I had a boyfriend like that once. He thought that “settling down” meant being home in the fall and winter “when the kids are in school” and then taking his carpentry on the road for the rest of the year, leaving me with those imaginary kids. He poured his energy into gambling and darting from sweet flower to sweet flower…but I digress.

My point is that the shadows are slanting low, the leaves are beginning to fall, and it’s time to dig out my Fall Writing Plan. (I use CAPS so I’ll take it seriously.) The plan is captured on an Excel sheet, but also involves scraps of paper with colored inks, arrows and cross-outs. It consists mostly of revision, envelope-licking (gotta love literary mags with no online submissions), and assumptions of rejection. Here’s how it goes: I send out my best essays to my favorite outlets in May and June, wait for the rejections to arrive, tweak the essays, and then send them to my second choices. Then third. And so on.

You have to put yourself in puppy mode. You romp out into the world with an essay flapping in your teeth, all vulnerable and excited. As the months go by and reality sets in, you slowly curl up into a smaller and smaller ball and wait for the kick. And then, “Thank you for sharing your work with us. We regret…” Whimper. Then you’re to bounce back, leap to your furry feet with a hopeful smile, dash to the Post Office, and lay your precious words down for another kick.

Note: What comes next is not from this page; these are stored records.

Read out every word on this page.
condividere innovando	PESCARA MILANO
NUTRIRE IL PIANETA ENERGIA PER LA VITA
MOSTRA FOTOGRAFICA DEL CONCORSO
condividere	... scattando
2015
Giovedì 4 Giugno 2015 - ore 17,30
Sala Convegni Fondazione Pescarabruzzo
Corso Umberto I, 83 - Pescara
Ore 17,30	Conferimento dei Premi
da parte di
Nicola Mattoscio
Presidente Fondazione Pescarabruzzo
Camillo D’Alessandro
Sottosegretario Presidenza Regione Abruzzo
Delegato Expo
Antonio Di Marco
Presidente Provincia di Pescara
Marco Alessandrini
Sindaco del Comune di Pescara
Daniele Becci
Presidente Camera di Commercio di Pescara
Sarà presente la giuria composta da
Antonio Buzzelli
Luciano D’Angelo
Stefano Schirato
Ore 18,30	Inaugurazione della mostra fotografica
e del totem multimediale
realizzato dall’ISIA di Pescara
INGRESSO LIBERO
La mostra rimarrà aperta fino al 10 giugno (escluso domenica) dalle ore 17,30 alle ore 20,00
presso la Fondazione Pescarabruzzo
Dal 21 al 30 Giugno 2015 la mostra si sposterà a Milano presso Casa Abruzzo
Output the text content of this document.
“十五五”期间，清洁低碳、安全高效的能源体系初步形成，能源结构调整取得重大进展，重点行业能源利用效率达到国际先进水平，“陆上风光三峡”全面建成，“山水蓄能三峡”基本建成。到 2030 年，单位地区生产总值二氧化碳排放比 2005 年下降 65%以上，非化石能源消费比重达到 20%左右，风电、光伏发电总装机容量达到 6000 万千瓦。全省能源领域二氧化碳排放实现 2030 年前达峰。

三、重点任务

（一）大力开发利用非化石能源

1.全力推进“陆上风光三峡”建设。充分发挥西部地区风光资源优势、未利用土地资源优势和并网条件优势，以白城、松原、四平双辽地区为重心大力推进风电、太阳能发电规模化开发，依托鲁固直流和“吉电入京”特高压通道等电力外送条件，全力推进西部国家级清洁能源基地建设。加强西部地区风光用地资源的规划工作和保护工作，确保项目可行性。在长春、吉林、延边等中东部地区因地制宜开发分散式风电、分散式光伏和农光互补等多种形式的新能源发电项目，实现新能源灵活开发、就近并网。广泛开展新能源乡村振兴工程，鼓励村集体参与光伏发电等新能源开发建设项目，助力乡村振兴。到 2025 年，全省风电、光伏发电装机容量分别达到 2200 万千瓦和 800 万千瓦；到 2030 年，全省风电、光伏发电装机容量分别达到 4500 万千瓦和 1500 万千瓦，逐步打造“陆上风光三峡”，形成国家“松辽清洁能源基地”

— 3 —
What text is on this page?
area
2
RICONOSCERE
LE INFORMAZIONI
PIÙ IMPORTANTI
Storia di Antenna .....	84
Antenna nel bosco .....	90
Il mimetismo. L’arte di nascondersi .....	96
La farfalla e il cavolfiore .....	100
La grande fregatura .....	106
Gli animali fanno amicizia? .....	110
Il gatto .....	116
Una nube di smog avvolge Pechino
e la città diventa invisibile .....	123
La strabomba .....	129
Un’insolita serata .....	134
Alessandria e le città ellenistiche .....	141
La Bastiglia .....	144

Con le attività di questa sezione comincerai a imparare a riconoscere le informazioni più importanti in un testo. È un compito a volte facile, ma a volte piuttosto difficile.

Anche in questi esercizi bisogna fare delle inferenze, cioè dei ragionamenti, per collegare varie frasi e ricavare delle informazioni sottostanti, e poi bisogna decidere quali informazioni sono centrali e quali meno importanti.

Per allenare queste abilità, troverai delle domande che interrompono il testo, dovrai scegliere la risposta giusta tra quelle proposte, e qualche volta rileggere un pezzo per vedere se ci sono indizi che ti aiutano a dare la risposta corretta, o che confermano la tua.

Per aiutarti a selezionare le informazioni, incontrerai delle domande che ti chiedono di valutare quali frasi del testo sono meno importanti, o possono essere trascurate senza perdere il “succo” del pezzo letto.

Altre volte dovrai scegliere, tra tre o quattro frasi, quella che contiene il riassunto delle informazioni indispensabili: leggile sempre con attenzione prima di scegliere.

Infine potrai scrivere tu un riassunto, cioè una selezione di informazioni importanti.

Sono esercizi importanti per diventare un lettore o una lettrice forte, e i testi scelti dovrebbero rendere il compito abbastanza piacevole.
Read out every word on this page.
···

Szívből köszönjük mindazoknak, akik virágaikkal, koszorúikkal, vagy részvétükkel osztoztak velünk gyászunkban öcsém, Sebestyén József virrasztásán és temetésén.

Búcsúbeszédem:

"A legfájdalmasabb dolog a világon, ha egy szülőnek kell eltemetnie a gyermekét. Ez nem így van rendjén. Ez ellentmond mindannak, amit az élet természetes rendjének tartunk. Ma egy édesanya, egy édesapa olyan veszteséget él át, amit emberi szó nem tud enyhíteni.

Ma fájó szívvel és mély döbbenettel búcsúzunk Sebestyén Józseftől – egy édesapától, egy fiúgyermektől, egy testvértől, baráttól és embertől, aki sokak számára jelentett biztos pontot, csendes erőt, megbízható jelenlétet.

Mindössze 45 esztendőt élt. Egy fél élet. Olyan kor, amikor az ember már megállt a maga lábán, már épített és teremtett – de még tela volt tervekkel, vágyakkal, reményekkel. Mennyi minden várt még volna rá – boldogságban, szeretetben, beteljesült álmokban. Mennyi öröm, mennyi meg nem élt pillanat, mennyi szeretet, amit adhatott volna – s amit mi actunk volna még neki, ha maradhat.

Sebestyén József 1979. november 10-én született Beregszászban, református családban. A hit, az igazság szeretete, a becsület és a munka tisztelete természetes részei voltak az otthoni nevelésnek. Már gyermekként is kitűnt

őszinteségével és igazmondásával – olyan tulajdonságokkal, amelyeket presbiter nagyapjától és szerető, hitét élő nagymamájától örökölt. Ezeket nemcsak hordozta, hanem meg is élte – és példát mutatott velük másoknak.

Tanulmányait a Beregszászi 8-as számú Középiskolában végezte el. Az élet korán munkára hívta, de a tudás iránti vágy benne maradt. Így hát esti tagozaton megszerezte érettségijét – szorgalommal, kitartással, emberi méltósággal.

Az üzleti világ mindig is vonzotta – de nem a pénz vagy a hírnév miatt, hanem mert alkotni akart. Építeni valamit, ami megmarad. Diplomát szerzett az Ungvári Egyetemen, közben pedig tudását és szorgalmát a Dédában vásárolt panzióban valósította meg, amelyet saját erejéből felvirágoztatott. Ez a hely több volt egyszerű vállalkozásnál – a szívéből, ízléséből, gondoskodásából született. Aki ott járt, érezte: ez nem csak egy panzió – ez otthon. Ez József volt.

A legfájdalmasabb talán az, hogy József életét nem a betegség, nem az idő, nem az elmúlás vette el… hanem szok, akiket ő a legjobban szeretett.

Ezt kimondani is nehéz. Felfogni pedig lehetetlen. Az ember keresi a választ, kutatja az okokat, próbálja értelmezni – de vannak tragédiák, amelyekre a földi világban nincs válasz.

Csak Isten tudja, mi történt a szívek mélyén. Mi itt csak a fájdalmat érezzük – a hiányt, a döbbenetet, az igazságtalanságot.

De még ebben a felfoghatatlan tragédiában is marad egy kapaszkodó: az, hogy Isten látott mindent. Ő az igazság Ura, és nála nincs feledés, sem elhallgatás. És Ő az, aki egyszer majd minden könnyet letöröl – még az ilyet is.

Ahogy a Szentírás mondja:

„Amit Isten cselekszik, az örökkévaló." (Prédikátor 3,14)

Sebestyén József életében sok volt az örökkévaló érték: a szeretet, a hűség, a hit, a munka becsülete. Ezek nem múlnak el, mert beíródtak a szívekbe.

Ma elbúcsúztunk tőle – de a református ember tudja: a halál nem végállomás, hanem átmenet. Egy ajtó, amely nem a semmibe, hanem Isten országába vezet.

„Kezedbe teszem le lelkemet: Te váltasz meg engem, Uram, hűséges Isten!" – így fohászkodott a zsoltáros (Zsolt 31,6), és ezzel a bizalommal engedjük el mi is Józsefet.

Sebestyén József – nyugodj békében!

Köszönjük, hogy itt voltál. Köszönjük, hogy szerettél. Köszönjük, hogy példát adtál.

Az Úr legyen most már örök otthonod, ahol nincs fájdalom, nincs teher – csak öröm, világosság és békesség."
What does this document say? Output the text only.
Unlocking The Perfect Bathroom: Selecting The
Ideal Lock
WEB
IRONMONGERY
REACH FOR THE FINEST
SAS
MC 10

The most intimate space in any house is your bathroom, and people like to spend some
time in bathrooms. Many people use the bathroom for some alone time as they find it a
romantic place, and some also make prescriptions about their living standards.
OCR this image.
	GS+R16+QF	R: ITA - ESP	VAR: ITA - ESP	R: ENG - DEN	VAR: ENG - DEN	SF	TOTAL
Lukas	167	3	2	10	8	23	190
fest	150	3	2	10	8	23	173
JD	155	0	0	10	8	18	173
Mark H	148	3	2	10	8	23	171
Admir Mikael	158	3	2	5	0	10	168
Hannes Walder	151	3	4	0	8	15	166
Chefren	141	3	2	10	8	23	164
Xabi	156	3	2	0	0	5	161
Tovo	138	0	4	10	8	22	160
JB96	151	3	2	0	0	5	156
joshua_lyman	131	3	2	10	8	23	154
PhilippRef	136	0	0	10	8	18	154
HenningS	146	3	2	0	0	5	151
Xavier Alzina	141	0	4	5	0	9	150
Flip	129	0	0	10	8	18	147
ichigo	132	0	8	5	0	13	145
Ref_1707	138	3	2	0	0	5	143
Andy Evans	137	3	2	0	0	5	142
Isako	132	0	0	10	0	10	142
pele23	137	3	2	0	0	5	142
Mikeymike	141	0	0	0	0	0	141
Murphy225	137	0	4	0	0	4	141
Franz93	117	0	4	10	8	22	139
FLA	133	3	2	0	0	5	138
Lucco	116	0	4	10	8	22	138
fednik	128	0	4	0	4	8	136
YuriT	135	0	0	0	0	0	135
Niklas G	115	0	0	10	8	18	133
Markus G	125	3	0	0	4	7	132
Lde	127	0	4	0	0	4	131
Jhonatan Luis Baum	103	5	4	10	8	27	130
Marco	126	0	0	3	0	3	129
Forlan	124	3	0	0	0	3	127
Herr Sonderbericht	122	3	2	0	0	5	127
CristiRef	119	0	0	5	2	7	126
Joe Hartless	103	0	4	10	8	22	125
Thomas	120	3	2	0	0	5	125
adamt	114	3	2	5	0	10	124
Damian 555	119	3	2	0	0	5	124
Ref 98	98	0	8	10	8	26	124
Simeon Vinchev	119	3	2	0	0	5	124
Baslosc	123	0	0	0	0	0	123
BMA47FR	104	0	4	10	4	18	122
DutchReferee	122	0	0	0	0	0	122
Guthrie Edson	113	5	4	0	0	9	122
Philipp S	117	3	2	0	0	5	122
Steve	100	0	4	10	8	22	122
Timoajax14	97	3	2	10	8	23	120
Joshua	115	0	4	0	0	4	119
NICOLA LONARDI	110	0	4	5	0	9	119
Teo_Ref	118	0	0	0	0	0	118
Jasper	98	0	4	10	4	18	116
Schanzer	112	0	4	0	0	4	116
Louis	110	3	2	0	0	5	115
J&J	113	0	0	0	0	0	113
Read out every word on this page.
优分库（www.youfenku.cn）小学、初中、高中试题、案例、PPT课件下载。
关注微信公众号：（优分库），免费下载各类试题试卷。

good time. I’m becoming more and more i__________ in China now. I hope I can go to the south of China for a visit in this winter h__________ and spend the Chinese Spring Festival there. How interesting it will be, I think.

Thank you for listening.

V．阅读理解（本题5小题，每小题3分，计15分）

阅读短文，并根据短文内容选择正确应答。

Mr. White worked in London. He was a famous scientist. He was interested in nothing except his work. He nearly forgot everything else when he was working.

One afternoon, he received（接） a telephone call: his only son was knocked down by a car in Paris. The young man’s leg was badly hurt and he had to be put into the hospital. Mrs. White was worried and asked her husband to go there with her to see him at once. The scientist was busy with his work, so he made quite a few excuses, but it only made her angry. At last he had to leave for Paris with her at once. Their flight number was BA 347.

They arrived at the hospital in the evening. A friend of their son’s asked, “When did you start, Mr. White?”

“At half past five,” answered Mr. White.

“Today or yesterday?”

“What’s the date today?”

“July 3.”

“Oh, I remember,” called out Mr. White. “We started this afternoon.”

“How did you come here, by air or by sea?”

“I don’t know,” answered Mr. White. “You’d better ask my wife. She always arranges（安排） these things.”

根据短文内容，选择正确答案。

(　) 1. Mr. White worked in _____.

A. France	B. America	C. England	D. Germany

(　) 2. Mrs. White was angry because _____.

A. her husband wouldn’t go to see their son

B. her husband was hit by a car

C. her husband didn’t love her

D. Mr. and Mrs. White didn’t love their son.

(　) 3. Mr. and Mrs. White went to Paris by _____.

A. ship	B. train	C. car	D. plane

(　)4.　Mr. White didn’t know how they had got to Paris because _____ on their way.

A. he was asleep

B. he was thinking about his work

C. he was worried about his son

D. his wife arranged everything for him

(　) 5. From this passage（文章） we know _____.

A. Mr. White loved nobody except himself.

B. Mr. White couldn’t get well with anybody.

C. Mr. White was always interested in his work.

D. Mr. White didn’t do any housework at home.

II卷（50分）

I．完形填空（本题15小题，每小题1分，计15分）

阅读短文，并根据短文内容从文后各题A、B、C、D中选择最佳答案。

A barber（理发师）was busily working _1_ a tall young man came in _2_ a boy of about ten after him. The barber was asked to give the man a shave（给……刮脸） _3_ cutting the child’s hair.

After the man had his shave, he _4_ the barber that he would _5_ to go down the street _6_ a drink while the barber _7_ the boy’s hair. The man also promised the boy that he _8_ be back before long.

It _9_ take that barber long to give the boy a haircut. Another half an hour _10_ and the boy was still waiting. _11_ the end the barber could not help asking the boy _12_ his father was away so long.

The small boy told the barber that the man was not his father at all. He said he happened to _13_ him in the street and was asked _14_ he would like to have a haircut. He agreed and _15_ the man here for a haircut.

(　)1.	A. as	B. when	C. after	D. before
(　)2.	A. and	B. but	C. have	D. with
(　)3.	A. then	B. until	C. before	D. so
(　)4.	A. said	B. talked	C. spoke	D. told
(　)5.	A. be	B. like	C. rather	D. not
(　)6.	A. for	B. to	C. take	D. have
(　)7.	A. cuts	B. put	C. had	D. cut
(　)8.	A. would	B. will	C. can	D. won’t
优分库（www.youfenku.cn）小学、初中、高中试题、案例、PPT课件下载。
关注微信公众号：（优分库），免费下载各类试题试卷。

“Aim for a specific audience,” many people advise. “You’ve got to study the publication. Read the articles, ads, and letters to the editor.”  This worked for me – once. I joined AARP, read their magazine, aimed at their audience and got published. http://www.aarp.org/work/social-security/info-11-2011/melanie-griffin.html#.TrqiPkT6_dg.email Yay!! No pay, but yay anyway. At this point, though, I’ve spent several months of the salary I no longer receive on magazines I’d never read otherwise. (Really, Mel? Martha Stewart?)     I’ve also spent whole days in the periodicals room at the library, taking copious notes about departments, deadlines and editors, only to find they’ve redesigned and let go half their staff by the time I’m ready to submit a piece.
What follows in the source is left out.